I don’t know what I am going to do in the future. I don’t have a clue what job I’d enjoy or thrive in or even where to start looking. At the moment, there is only one thing I can think that I’d love to do as a career. Blogging. Creating a foundation for a business out of it, watching it grow and develop and become something that is inspiring and beautiful to be a part of. However, I aspire to have a successful career in any area that I love and to have a family one day. I know that blogging is not the only outcome that would make me happy but I do know at the moment it’s the one I imagine and dream for.
But I’m realistic. Maybe it won’t happen. Maybe there are too many blogs and YouTubers’ and internet professionals out there to compete with who have done it all before. But to me, when I really take my time to plan and think about things, that doesn’t matter. Nothing can actually take this blog away from me. It may not grow, it may not become anything more that a hobby blog with occasional readers (who I am so, so grateful for, each and every one) but that doesn’t matter because I still have all the same reasons I did four years ago. And while I learn and have fun, I can still try to achieve my ultimate goal and love what I am doing in the mean time.

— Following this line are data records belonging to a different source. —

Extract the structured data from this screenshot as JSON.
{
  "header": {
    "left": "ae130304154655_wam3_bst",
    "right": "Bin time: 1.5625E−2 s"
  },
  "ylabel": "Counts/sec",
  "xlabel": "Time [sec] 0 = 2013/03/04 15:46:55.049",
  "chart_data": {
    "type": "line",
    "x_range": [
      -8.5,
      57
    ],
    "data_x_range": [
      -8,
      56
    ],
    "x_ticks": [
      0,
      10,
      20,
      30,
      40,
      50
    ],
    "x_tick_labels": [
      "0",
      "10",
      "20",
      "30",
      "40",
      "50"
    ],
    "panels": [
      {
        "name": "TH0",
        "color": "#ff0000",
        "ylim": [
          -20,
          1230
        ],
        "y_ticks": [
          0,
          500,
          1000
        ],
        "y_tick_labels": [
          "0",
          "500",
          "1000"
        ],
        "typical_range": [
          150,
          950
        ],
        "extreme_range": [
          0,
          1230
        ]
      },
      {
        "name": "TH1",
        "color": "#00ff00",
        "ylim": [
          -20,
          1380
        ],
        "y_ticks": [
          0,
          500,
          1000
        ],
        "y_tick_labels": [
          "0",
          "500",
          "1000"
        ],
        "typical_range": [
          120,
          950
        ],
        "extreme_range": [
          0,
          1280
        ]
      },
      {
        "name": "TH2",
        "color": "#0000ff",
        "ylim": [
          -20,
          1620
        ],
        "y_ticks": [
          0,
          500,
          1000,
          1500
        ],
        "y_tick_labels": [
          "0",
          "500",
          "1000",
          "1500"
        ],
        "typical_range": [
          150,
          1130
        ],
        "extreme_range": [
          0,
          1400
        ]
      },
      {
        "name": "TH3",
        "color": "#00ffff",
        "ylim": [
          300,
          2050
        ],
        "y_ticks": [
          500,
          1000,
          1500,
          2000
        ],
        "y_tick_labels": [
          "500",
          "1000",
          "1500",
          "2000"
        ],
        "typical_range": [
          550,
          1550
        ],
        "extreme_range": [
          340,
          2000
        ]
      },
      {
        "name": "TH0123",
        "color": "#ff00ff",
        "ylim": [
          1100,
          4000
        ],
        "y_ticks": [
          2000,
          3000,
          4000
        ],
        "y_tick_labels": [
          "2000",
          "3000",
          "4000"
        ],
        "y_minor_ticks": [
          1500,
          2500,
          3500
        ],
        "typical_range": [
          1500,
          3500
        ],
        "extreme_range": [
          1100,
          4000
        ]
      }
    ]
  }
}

That is why I’ve been thinking about how I can make my blog look more professional, talking to other bloggers (thanks, Cat!) who have given me tips on how to do this without taking drastic measures. I’m not really one for quotes but I can see why people relate to things like ‘stop saying I wish and start saying I will’ and ‘shoot for the moon, even if you miss you’ll land among the stars.’ I debated over investing in my own blog domain for about an hour. Do I really need to spend money on my blog? Will it ever be worth it? Is it a bit risky? Then I thought, if I have any chance of meeting my dream goal, then I need to take steps to get there, no matter how small. So I did! And I feel good about it, and that is what it is, once again, all about.

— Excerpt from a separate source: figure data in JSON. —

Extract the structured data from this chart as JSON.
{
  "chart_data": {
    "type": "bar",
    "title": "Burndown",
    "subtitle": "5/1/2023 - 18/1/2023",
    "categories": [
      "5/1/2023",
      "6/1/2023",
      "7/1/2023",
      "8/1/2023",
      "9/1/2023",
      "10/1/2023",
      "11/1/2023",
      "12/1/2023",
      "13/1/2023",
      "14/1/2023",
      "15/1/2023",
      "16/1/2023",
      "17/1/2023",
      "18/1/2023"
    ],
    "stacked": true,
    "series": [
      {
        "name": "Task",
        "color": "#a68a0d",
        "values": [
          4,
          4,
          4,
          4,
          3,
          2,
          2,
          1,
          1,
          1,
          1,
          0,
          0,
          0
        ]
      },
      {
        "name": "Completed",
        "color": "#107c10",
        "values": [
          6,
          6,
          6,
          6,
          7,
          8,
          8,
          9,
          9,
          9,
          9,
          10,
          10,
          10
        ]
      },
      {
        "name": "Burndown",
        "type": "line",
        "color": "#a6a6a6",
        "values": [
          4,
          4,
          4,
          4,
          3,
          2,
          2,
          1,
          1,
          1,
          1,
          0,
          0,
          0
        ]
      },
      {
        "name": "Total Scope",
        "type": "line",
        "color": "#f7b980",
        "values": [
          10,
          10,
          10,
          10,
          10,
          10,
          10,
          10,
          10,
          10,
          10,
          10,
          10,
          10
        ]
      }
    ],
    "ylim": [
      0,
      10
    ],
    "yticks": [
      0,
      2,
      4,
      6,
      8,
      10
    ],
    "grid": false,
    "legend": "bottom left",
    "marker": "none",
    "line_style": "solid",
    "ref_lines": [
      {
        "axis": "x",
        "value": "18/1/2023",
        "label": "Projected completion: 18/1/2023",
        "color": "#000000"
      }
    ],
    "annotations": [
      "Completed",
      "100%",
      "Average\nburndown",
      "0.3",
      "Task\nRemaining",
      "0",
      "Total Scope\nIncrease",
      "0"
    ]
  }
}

I love my little corner of the web. It makes me smile when someone comments or likes a post. I feel so overwhelmed when I get someone saying they think my content it really good. I get excited when Paperchase or Tiger UK tweet me because I mentioned their products in a post. All of these rushes of happiness and excitement are what it’s for and that is why I do it. But I won’t completely give up on that ultimate dream goal until I’ve done everything I can to try and get there.
I really hope you enjoyed this post and if you have any questions on anything I’ve said, let me know! And tell me, how do you feel about blogging? What attitude do you take to it to ensure it is still good fun for you?
Thank you for reading my 200 (and one!) and I look forward to writing so many more.